Against a backdrop of rapid global transformation in healthcare – driven by breakthrough technologies, shifting public expectations and emerging public health challenges – The University of the West Indies (UWI) at Cave Hill has announced a major update to its medical training curricula, centering expanded medical ethics education to reinforce physician professionalism and deepen patient-centered engagement. Faculty leadership outlined the changes Friday during the opening of the 25th annual Sir Errol Walrond Scientific Symposium, hosted at Bridgetown’s Queen Elizabeth Hospital.
Dr. Damian Cohall, Dean of the UWI Cave Hill Faculty of Medical Sciences, told attendees that the institution regularly revises its training programs to align with the evolving demands of 21st-century healthcare, equipping graduates with the competencies they need to practice modern medicine. The most significant curricular change, Cohall confirmed, is the strengthening of ethics training for undergraduate medical students, which adds two new academic credits dedicated to the subject at the fourth-year level. While ethics has long been part of medical training at the institution, the revision re-centers the topic as a core, formal requirement, with repeated reinforcement before students enter their fifth and final year of clinical training.
Cohall explained that the curriculum update was a direct response to feedback from key stakeholders, including the Barbadian government, the general public and industry partners, all of whom have called for greater focus on respectful doctor-patient communication and consistent professional conduct across clinical settings. “We have certainly heard comments from our key stakeholders about the state of engagement between our trainees – both undergraduate and postgraduate – and patients across all clinical and community care spaces,” Cohall said. “We conducted an internal review of all our programs and implemented targeted adjustments to ensure we stay aligned with our core mission: that the interaction between the public and emerging healthcare practitioners is consistently respectful, patient-centered and professional.”
In addition to the curricular changes, Cohall announced that stand-alone ethics conferences are now a mandatory requirement for both undergraduate and postgraduate medical students at the faculty. To date, the events have drawn far more participation than the institution’s own trainee body: the last two conferences attracted more than 160 attendees total, including practicing clinicians, nurses and other healthcare professionals from across the region. “We don’t want this critical training to be limited only to our medical students,” Cohall noted, acknowledging the cross-professional benefit of expanded ethics education.
Beyond ethics training, Cohall highlighted ongoing investments to strengthen the faculty’s research capacity, built through strategic external partnerships and targeted grant funding. One key collaboration is with the Sick Kids Initiative, which supports the Shaw Centre of Pediatric Excellence; the partnership has recently funded a new full-time research fellow position at the centre. The faculty currently runs five active catalyst research grants, bringing cutting-edge, community-relevant research projects to both academic and public health spaces in Barbados.
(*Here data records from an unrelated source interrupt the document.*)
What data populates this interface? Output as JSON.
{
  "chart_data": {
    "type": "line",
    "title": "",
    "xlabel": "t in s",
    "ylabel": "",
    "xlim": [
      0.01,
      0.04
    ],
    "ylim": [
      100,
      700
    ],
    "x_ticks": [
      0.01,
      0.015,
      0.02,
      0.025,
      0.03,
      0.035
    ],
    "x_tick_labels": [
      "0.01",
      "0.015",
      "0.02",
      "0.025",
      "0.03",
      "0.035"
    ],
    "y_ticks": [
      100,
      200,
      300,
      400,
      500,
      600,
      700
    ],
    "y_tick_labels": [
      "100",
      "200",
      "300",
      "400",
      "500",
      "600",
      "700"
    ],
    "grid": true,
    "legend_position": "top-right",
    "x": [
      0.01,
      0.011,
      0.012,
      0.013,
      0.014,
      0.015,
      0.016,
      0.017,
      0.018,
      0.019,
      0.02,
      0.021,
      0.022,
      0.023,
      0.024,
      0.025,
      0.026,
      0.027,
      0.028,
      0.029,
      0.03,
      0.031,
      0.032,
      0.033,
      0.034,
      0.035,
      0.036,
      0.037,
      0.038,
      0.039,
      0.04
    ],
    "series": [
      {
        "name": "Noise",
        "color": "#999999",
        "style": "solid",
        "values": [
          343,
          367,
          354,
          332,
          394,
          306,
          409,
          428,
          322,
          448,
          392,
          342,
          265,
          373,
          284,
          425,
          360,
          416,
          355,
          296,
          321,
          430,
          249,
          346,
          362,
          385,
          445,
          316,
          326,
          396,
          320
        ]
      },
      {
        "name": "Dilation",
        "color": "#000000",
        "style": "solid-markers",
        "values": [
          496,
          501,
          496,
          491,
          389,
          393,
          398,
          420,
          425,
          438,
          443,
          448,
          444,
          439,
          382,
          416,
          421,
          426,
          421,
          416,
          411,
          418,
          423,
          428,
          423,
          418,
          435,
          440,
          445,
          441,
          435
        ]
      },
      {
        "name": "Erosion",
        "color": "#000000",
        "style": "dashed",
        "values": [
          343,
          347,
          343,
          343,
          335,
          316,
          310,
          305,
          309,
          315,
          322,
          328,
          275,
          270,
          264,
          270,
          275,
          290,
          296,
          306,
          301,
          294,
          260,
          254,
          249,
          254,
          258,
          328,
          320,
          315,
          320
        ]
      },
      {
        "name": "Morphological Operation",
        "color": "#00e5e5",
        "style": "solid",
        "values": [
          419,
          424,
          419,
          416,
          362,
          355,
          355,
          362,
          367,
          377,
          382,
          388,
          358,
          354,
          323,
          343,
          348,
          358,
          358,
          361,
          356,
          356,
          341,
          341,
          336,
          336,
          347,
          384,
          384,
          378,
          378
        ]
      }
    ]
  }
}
Cohall challenged medical trainees and residents to pursue transformative research that directly shapes clinical practice and health policy, rather than studies that only generate disconnected data. “One of the key gaps we have identified repeatedly is that we need transformative research from our residents,” he said. “We don’t want research that just counts beans – we want work that changes how care is delivered.” Cohall added that he expects research presented at this year’s symposium will not only secure academic publication but also drive tangible improvements to local healthcare delivery and clinical practice.
Barbados Minister of Health Senator Lisa Cummins echoed that call in her opening remarks to the symposium, which honors the legacy of legendary Barbadian surgeon Sir Errol “Mickey” Walrond. Cummins framed the work of medical training and research as a foundational investment in the future of regional healthcare, noting that progress emerges at the intersection of evidence-based policy, ethical practice, empirical research and intentional implementation.
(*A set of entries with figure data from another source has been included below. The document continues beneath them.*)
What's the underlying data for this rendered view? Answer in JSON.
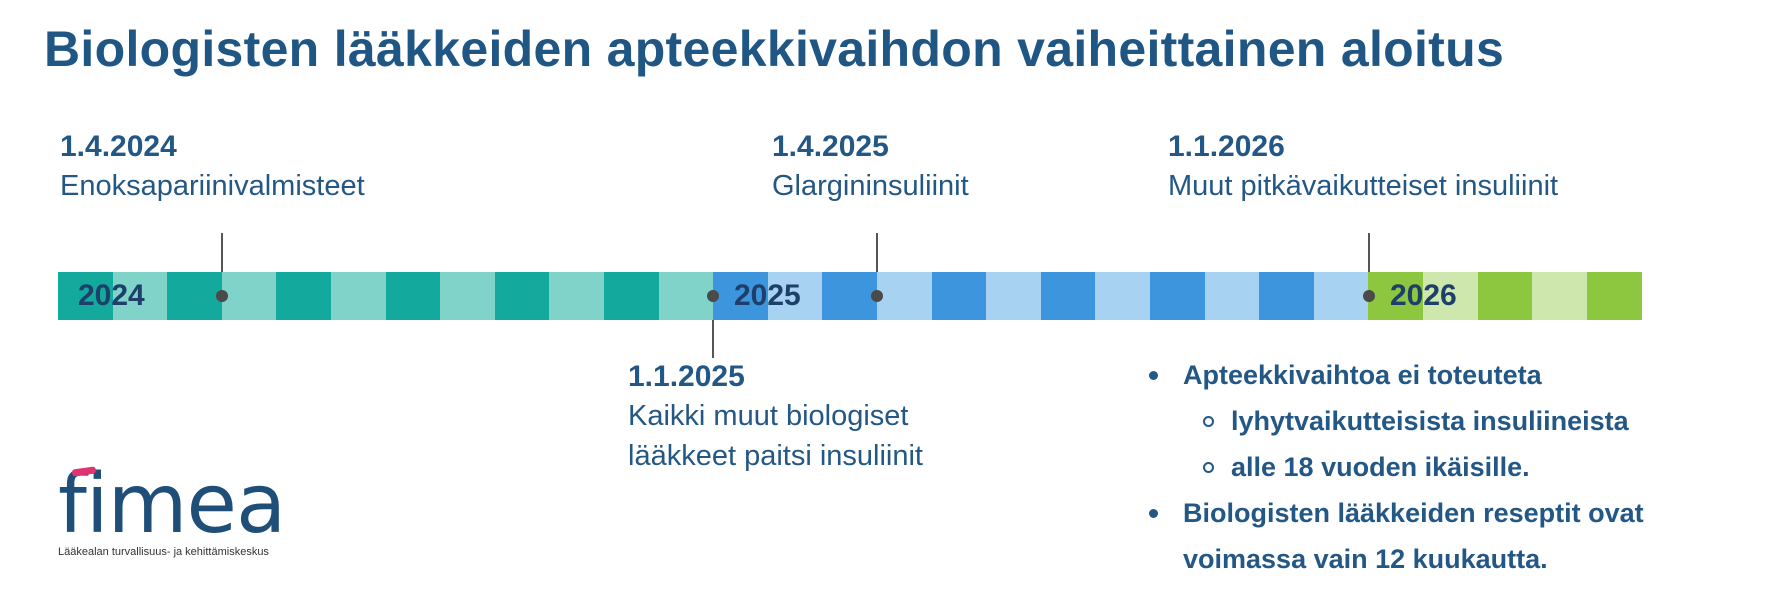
{
  "title": "Biologisten lääkkeiden apteekkivaihdon vaiheittainen aloitus",
  "colors": {
    "title": "#1f5683",
    "text": "#235785",
    "teal_dark": "#14a99d",
    "teal_light": "#7fd3c9",
    "blue_dark": "#3d95dd",
    "blue_light": "#a8d2f2",
    "green_dark": "#8dc63f",
    "green_light": "#cde7ad",
    "logo_accent": "#e0336f"
  },
  "timeline": {
    "years": [
      "2024",
      "2025",
      "2026"
    ],
    "events_above": [
      {
        "date": "1.4.2024",
        "description": "Enoksapariinivalmisteet"
      },
      {
        "date": "1.4.2025",
        "description": "Glargininsuliinit"
      },
      {
        "date": "1.1.2026",
        "description": "Muut pitkävaikutteiset insuliinit"
      }
    ],
    "events_below": [
      {
        "date": "1.1.2025",
        "description_line1": "Kaikki muut biologiset",
        "description_line2": "lääkkeet paitsi insuliinit"
      }
    ]
  },
  "notes": {
    "bullet1": "Apteekkivaihtoa ei toteuteta",
    "sub1": "lyhytvaikutteisista insuliineista",
    "sub2": "alle 18 vuoden ikäisille.",
    "bullet2_line1": "Biologisten lääkkeiden reseptit ovat",
    "bullet2_line2": "voimassa vain 12 kuukautta."
  },
  "logo": {
    "name": "fimea",
    "tagline": "Lääkealan turvallisuus- ja kehittämiskeskus"
  }
}
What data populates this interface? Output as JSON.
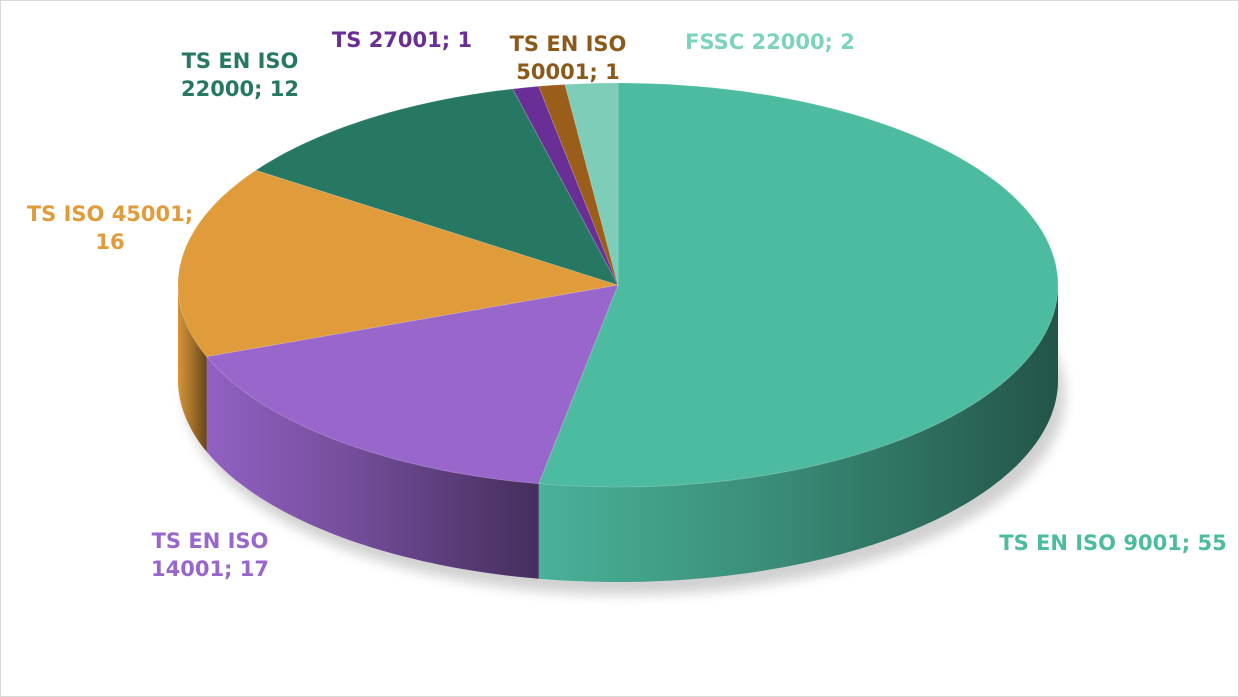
{
  "chart_data": {
    "type": "pie",
    "values": [
      55,
      17,
      16,
      12,
      1,
      1,
      2
    ],
    "value_labels": [
      "TS EN ISO 9001; 55",
      "TS EN ISO 14001; 17",
      "TS ISO 45001; 16",
      "TS EN ISO 22000; 12",
      "TS 27001; 1",
      "TS EN ISO 50001; 1",
      "FSSC 22000; 2"
    ],
    "colors": [
      "#4dbba0",
      "#9966cc",
      "#e09b3a",
      "#277863",
      "#6a2f96",
      "#9a5d1a",
      "#7dcdb8"
    ]
  }
}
She challenged researchers and trainees in attendance to consider their own professional legacy, following in Walrond’s footsteps by building the “institutional scaffolding” that will support future generations of clinicians and improve population health outcomes. “What is the role of everyone in this room in developing solutions to the pressing healthcare problems we face today?” Cummins asked. “How will you carry forward Sir Errol Walrond’s legacy by carving your own path, and building a foundation that those who come after you can stand on?”
The minister also reminded attendees that healthcare’s core mission is centered on the people it serves, warning that losing that focus undermines all research, policy and system reform work. “Any time we lose sight of the people on whose behalf we work, research, shape policy and introduce reforms, we have lost sight of the entire point of our work,” she said.
Cummins also emphasized that medical training must adapt to a host of disruptive forces that are reshaping global healthcare at an unprecedented pace, from technological innovation to climate change. “We are not operating in a vacuum today. Innovations and new interventions are changing our field at breakneck speed: artificial intelligence is already reshaping how we deliver care, genomics is rewriting what precision medicine means, robotics is redefining surgical practice, and climate change is creating public health emergencies that most classic medical textbooks never even considered.” Cummins concluded, “Change is happening. It is already here, and more change is still coming.”